Même si le droit spécial l’emporte sur le droit général, ces nouvelles règles globalement entrées en vigueur le 1er octobre 2016, impactent le régime des baux commerciaux, déjà réformé récemment par la loi dite Pinel du 18 juin 2014.

La loi nouvelle s’applique aux contrats conclus ou renouvelés à compter du 1er octobre 2016. En principe, elle ne s’applique pas aux baux en cours, ni aux baux tacitement prolongés après le 1er octobre, ni aux baux renouvelés à l’issue d’une procédure judiciaire en fixation du loyer postérieure au 1er octobre mais dont la date d’effet est antérieure. En principe cependant, car la question se pose d’ores et déjà de l’applications de certaines dispositions considérées d’ordre public, aux contrats en cours.

Certaines dispositions de la reforme relatives aux actions dites interrogatoires relatives aux pactes de préférence (article 1123), à la représentation (article 1158) et au régime de la nullité (article 1183) sont en outre expressément applicables aux contrats en cours compte tenu des dispositions spécifiques de l’ordonnance.

Les innovations concernent plus spécifiquement la négociation et la formation du bail (I), sa validité (II), son exécution (III) et son inexécution (IV).

Les commentaires suivants, loin d’être exhaustifs, entendent éclairer ces nouveautés dont il faut désormais tenir compte.

I. La formation du contrat, entre exigences de bonne foi et obligation d’information

Le code civil a toujours imposé que les conventions soient exécutées de bonne foi. Cette règle n’ést pas modifiée. Le nouvel article 1104 du code civil ajoute qu’elles doivent désormais également être négociées et formées de bonne foi.[1]

Cette disposition étant impérative, les parties ne pourront convenir de s’y soustraire ; l’on voit mal toutefois comment elles auraient pu admettre le contraire…

L’obligation de bonne foi est à rapprocher d’un devoir d’information. Cette obligation d’ordre public avait été renforcée en matière de bail commercial, par la loi Pinel.
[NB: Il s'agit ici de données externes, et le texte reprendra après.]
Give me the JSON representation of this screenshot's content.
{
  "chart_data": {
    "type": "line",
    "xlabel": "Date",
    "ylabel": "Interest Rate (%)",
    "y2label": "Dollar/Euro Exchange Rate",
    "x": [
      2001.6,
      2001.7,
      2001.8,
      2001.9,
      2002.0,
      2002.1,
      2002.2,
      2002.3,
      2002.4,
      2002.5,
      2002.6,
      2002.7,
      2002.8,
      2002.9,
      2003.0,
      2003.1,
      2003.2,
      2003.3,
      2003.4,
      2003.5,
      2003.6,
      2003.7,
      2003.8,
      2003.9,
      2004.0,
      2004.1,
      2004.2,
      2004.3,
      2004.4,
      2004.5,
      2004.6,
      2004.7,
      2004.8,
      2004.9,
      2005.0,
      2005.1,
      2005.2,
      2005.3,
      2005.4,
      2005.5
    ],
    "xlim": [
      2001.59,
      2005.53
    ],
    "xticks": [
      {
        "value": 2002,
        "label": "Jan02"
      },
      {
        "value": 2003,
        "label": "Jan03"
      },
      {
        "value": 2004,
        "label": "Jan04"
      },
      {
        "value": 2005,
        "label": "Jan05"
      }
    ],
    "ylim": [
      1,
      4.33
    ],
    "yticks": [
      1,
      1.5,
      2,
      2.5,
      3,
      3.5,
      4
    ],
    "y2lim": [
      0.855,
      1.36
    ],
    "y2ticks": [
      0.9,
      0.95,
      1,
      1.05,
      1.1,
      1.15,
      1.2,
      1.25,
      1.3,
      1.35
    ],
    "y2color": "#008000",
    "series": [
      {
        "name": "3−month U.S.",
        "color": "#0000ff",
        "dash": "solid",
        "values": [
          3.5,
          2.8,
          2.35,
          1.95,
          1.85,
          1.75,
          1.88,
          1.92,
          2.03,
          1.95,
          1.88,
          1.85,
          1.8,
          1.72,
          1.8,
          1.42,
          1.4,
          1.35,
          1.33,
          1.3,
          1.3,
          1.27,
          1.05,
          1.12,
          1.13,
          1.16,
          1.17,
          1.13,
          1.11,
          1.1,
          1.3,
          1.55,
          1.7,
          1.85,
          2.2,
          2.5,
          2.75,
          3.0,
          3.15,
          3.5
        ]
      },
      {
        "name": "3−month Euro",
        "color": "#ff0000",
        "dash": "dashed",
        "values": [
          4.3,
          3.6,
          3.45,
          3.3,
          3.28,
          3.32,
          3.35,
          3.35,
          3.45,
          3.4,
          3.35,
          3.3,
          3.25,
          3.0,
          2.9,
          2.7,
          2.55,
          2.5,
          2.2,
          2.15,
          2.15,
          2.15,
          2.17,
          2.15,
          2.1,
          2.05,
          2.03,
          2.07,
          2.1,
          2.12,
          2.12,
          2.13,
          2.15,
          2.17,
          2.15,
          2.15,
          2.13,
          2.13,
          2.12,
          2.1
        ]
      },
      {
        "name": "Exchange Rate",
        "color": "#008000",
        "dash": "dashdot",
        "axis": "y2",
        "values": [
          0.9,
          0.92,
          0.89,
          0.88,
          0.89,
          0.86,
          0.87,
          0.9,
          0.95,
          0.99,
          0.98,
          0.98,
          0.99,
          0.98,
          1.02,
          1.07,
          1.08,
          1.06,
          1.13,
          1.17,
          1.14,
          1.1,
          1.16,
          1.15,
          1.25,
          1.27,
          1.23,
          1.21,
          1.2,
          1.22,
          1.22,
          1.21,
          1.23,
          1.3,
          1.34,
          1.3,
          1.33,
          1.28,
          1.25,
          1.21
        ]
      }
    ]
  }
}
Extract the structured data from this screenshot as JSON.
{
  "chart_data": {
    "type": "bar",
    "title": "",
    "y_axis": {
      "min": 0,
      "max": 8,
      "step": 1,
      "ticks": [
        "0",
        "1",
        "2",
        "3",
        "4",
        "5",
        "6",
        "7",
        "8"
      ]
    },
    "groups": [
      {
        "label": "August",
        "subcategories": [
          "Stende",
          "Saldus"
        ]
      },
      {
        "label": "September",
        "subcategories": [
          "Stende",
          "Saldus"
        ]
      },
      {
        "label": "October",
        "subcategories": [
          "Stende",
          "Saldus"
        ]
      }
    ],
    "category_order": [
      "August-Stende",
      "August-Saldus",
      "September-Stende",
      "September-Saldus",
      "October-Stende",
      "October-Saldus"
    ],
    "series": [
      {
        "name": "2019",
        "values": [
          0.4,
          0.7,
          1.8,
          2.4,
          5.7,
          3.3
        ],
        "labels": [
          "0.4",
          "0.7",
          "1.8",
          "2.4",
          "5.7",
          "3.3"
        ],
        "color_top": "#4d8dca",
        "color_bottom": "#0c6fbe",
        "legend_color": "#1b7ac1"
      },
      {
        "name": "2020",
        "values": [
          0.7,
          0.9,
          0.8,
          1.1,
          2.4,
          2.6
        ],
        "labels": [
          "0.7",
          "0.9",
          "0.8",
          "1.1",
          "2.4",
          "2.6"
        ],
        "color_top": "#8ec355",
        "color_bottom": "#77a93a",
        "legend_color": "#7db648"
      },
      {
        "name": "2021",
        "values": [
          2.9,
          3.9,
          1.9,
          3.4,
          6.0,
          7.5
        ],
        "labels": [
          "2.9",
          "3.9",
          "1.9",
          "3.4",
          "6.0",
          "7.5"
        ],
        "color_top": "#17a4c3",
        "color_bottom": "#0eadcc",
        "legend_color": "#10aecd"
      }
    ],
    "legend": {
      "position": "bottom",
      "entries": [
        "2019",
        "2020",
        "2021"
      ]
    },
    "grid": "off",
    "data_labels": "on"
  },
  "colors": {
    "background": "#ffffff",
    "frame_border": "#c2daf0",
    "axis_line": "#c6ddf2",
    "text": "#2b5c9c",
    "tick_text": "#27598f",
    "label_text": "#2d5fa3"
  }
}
Son périmètre se limitait essentiellement à l’état des travaux passés et à venir, le récapitulatif de la répartition des charges, impôts et travaux et l’état des lieux.

L’esprit des dispositions issues de la loi Pinel était déjà d’inviter les parties à aborder de la manière la plus transparente possible, les sujets impactant l’équilibre économique du bail.

C’est une obligation d’ordre général qui est introduite par l’ordonnance du 10 février 2016. Il est fait obligation aux parties de porter à la connaissance de leur cocontractant des informations déterminantes de leur consentement (nouvel art. 1112-1 du code civil[2]).

Cette nouvelle obligation porte sur des informations qui présentent un « lien direct et nécessaire avec le contenu du contrat ou la qualité des parties », la loi précisant qu’elle ne concerne pas l’estimation de la valeur de la prestation.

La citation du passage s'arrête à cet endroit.